June 18, 2021, Climate Change, Energy & Indigenous Lifeways with Angele Alook
Dr. Angele Alook is a proud member of the Bigstone Cree Nation, and is an Assistant Professor in the School of Gender, Sexuality and Women’s Studies at York University. She specializes in Indigenous feminism, life course approaches, Indigenous research methodologies, cultural identity, and the sociology of family and work. She is a co-investigator on the SSHRC-funded Corporate Mapping Project, where she is carrying out research with the Parkland Institute on Indigenous experiences in Alberta’s oil industry and its gendered impact on working families. Currently, the CMP is funding Angele with five other authors and activists to write a book on what a green new deal would look like in Canada if Indigenous-settler relations were central to discussions on a just transition.
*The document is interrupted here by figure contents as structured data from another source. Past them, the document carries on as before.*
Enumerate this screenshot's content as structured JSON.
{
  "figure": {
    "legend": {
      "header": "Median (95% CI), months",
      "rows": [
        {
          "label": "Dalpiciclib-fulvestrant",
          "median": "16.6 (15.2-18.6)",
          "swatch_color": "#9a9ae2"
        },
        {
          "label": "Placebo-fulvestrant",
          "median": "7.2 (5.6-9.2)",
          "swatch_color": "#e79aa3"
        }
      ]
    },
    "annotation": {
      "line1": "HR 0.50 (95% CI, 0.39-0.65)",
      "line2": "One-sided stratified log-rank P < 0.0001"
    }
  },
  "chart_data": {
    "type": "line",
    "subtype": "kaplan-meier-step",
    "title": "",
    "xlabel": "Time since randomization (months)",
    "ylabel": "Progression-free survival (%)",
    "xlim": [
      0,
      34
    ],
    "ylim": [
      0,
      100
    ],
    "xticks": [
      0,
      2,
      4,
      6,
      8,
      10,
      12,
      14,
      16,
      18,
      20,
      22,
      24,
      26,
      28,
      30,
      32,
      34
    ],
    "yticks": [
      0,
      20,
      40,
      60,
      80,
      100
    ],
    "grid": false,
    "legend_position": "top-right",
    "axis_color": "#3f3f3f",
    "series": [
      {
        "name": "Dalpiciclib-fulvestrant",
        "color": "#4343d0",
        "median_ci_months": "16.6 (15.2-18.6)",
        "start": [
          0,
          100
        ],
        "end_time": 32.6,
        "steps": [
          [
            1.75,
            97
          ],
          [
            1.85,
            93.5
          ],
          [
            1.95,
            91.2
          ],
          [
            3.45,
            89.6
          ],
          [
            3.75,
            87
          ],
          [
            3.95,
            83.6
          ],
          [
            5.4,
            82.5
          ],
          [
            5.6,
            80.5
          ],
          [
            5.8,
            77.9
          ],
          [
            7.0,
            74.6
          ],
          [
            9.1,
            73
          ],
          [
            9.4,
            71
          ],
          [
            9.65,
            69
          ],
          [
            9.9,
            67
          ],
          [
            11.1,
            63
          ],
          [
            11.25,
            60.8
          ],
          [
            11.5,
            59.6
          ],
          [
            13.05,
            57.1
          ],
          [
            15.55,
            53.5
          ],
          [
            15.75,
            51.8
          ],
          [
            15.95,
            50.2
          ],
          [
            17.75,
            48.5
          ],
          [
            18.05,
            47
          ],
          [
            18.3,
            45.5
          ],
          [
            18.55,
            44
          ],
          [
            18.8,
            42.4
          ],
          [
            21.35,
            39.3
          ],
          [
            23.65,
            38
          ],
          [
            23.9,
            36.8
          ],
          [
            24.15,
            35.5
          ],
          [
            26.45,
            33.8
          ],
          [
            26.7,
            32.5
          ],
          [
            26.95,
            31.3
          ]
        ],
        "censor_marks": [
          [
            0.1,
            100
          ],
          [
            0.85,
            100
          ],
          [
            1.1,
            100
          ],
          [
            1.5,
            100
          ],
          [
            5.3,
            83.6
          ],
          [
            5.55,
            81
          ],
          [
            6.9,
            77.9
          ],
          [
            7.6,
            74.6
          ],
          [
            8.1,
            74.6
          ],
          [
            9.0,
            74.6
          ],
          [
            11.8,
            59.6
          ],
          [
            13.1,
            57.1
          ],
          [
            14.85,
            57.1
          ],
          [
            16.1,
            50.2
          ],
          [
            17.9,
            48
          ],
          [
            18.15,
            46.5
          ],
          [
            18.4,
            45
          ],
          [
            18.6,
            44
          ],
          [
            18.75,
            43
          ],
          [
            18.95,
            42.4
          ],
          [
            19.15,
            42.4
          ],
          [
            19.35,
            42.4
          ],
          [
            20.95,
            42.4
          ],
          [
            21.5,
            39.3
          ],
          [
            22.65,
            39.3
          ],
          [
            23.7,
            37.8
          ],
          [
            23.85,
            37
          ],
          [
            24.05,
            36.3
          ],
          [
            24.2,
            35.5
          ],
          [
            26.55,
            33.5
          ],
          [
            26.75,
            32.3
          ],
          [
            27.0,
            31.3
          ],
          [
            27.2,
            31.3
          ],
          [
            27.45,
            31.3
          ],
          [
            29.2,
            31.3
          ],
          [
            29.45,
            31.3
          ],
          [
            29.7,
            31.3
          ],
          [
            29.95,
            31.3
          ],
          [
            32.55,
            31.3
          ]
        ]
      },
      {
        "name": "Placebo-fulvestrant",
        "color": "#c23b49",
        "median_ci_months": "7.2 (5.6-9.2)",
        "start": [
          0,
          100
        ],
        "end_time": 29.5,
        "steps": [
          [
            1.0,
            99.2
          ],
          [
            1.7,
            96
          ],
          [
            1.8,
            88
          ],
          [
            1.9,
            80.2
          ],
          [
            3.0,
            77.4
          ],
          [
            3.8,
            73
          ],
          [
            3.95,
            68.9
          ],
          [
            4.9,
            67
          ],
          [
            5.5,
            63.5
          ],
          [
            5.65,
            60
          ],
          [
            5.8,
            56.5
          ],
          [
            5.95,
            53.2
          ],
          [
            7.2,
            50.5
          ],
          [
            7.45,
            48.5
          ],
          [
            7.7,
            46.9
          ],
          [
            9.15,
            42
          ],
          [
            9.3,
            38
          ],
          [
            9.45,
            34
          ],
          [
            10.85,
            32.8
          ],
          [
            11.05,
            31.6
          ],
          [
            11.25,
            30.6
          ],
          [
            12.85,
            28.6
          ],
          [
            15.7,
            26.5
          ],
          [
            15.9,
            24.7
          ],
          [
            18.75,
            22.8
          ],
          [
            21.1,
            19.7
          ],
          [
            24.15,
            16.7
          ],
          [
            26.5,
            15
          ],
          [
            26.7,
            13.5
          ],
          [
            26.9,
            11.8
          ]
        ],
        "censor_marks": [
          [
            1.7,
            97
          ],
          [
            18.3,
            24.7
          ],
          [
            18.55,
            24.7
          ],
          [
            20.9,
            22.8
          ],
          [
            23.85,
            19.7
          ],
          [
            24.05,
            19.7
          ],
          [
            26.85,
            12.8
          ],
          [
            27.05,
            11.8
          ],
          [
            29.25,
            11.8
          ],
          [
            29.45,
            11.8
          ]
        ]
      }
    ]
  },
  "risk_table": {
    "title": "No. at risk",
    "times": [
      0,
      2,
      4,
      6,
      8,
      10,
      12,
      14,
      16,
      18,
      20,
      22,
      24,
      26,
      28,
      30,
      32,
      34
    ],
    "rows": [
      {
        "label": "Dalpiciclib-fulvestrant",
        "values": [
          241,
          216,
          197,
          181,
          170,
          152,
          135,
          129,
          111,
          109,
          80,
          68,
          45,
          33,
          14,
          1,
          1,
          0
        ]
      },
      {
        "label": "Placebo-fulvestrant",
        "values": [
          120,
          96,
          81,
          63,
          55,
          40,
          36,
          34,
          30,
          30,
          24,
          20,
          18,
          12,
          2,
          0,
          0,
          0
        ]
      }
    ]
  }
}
On the Just Powers project, Angele is researching traditional subsistence practices in her Indigenous community; simultaneously, she is investigating the practices of settler allies who are also stewards of the land in her traditional territory, all while exploring peoples’ relationships to industry in the area. She is interested in synergies and disjunctures between ways of being, knowing and doing on Bigstone lands. She is directing her research toward a just transition of Alberta’s economy and labour force and the impact climate change has on traditional Treaty Eight territory.